Skills shortages, supply chain issues and ever-rising costs of materials and energy are plaguing the construction and manufacturing sectors, while inflation and competition from online retailers are affecting the retail sector.

Andy said: “There is a lot of pressure on the construction industry generally and we are also seeing problems on the high street in terms of consumer spending, which is not going to improve with inflation running to 9% at present.

“According to our analysis, the utilities sector only accounted for 3% of administrations in the first half of 2022. However, we do know there has been numerous energy company failures in the past 18 months due to huge problems in the market, and we expect to see further consolidation in the energy sector over the coming months.”

While January (55) was the quietest month, administration numbers leapt to 140 in March – the most recorded for 15 months – before dipping to 120, 93 and 104 in April, May and June respectively.

Andy said: “I suspect the spike in March highlights a degree of lag as businesses began looking at their trading and profitability as we emerged from the pandemic and the Covid measures started to end.

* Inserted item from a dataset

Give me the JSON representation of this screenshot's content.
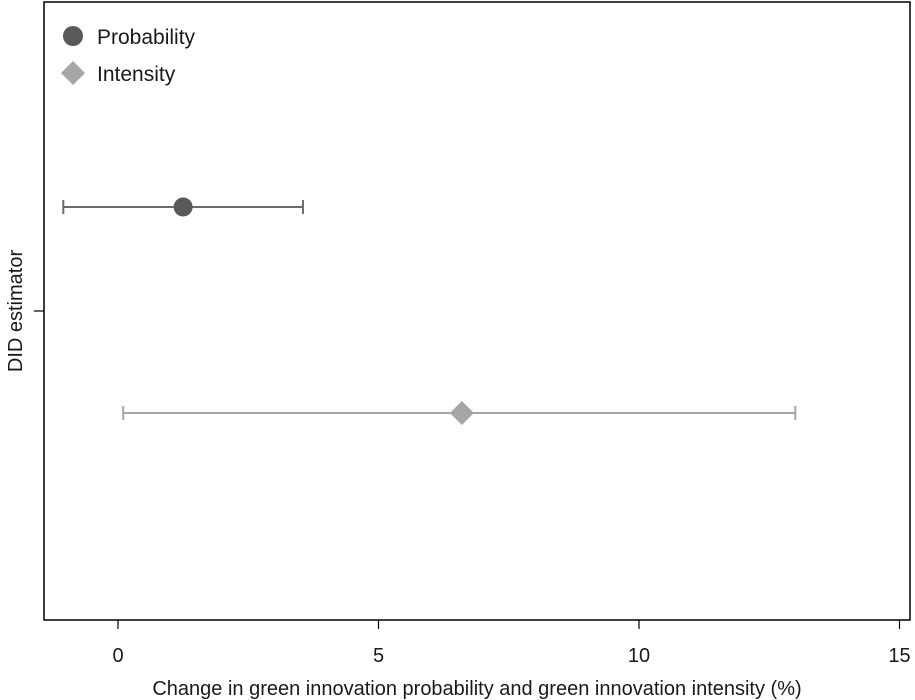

“It is interesting that the number of businesses filing for administrations after March started to drop off again. This is counter-intuitive because there is still extreme uncertainty and economic pressure. June figures have started to increase again and initial indications are that July will follow a similar pattern.

“There are many businesses in a state of flux and for them to survive longer term, they will need to act now to address underlying issues. Taking a proactive approach can help directors to keep their business afloat. I cannot overstate how important it is to get to grips with matters at the earliest possible juncture and to take the appropriate professional advice if required.”